Contos 2
Nova Iguaçu, quatro horas da tarde, sábado de sol. Dois times suam a alma numa pelada barulhenta; o campo em que correm os dois times abre-se como um clarão de barro vermelho cercado por uma ponte velha, um matagal e uma chácara silenciosa, de muros altos. A bola, das brancas, é nova e rola como um presente a encher o vazio de vidas tão humildes que, formalmente divididas, na verdade, juntam-se para conquistar a liberdade na abstração de uma vitória. Um chute errado manda a bola pelos ares, lá nos limites da chácara, de onde é devolvida, sem demora, por um arremesso misterioso. Alguns minutos mais tarde, outra vez a bola foi cair nos terrenos da chácara, de onde voltou lançada com as duas mãos por um velhinho com jeito de caseiro. Na terceira. A bola ficou por lá; ou melhor, veio, mas cinco minutos depois, embaixo do braço de um homem gordo, cabeludo, vestido numa calça de pijama e nu da cintura para cima. Era o dono da chácara. A rapaziada, meio assustada, ficou na defensiva, olhando: ele entrou, foi andando para o centro do campo, pôs a bola no chão e, quando os dois times ameaçavam agradecer, com palmas e risos, o gesto do vizinho generoso, o homem tirou da cintura um revólver e disparou seis tiros na bola. No campo, invadido pela sombra da morte, só ficou a bola, murcha.

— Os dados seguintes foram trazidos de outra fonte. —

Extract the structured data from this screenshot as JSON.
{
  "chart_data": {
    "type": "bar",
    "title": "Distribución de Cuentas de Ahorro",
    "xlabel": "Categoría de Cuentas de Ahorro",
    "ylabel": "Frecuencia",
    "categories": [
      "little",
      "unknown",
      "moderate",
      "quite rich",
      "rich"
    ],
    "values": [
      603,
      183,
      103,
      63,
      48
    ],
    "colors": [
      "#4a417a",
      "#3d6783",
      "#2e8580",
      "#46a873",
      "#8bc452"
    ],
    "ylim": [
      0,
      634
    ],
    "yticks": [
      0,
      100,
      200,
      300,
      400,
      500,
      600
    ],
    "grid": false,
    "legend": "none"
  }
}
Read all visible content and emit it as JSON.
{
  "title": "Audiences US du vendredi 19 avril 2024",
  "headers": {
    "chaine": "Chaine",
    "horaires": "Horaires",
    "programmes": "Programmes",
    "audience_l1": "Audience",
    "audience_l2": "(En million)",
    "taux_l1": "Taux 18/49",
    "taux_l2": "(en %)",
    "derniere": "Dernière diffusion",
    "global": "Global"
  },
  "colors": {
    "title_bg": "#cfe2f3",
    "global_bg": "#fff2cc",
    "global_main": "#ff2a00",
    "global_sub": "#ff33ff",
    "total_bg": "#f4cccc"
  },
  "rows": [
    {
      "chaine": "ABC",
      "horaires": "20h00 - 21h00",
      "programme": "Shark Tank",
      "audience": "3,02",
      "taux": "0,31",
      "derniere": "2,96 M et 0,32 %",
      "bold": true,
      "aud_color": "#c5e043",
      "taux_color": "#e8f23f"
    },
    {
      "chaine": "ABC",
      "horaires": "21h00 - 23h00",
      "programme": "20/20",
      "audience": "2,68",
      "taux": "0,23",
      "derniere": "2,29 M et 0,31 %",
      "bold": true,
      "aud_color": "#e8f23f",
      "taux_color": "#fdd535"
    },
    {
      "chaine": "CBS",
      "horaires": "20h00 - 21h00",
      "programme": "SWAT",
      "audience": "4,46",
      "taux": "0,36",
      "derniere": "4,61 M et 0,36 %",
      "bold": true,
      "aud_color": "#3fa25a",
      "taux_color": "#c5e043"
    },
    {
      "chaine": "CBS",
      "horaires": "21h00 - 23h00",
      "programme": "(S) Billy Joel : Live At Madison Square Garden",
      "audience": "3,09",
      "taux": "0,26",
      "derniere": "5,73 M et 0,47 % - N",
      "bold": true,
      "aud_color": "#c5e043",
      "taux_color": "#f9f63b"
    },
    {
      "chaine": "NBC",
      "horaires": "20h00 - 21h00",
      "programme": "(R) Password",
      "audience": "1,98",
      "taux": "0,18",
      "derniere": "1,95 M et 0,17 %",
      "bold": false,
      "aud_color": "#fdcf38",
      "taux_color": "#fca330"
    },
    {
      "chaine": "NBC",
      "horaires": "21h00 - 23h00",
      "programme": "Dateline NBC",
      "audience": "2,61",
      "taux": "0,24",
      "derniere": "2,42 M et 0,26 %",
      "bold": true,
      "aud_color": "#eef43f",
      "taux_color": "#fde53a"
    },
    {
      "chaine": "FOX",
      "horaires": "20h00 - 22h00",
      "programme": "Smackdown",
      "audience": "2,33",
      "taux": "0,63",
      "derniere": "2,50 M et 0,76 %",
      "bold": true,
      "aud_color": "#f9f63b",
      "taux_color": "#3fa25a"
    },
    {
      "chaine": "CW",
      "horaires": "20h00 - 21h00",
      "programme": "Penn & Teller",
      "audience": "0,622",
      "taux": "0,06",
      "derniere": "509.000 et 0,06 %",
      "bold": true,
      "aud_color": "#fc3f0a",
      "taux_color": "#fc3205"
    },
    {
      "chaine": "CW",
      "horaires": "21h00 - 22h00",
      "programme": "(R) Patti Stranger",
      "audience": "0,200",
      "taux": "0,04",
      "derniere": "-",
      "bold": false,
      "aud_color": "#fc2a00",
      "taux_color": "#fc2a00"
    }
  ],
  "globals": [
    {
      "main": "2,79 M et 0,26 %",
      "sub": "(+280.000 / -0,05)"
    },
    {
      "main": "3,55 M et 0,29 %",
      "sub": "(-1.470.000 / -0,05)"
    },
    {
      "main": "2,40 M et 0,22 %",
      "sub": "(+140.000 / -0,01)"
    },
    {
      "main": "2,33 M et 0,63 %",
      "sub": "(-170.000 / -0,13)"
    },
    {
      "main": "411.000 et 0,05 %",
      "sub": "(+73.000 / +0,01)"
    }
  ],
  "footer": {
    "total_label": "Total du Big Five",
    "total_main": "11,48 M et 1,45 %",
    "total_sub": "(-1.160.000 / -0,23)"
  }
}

Armando Nogueira. O melhor da crônica brasileira.
Rio de Janeiro, José Olympio, 1979.
Interpretação
1. Quem é o narrador dessa história? Ele é um narrador de primeira ou terceira pessoa?
2. Quais são os personagens que participam da narrativa nesse primeiro parágrafo do texto?
3. Que trecho do texto mostra a ação dos personagens no 1º parágrafo?
4. Essa ação está localizada no tempo e no espaço? Justifique sua resposta com apoio no texto.
5. Você certamente deve conhecer a expressão suar a camisa, mas o cronista altera aqui para suar a alma. Com que possível intenção ele faz isso?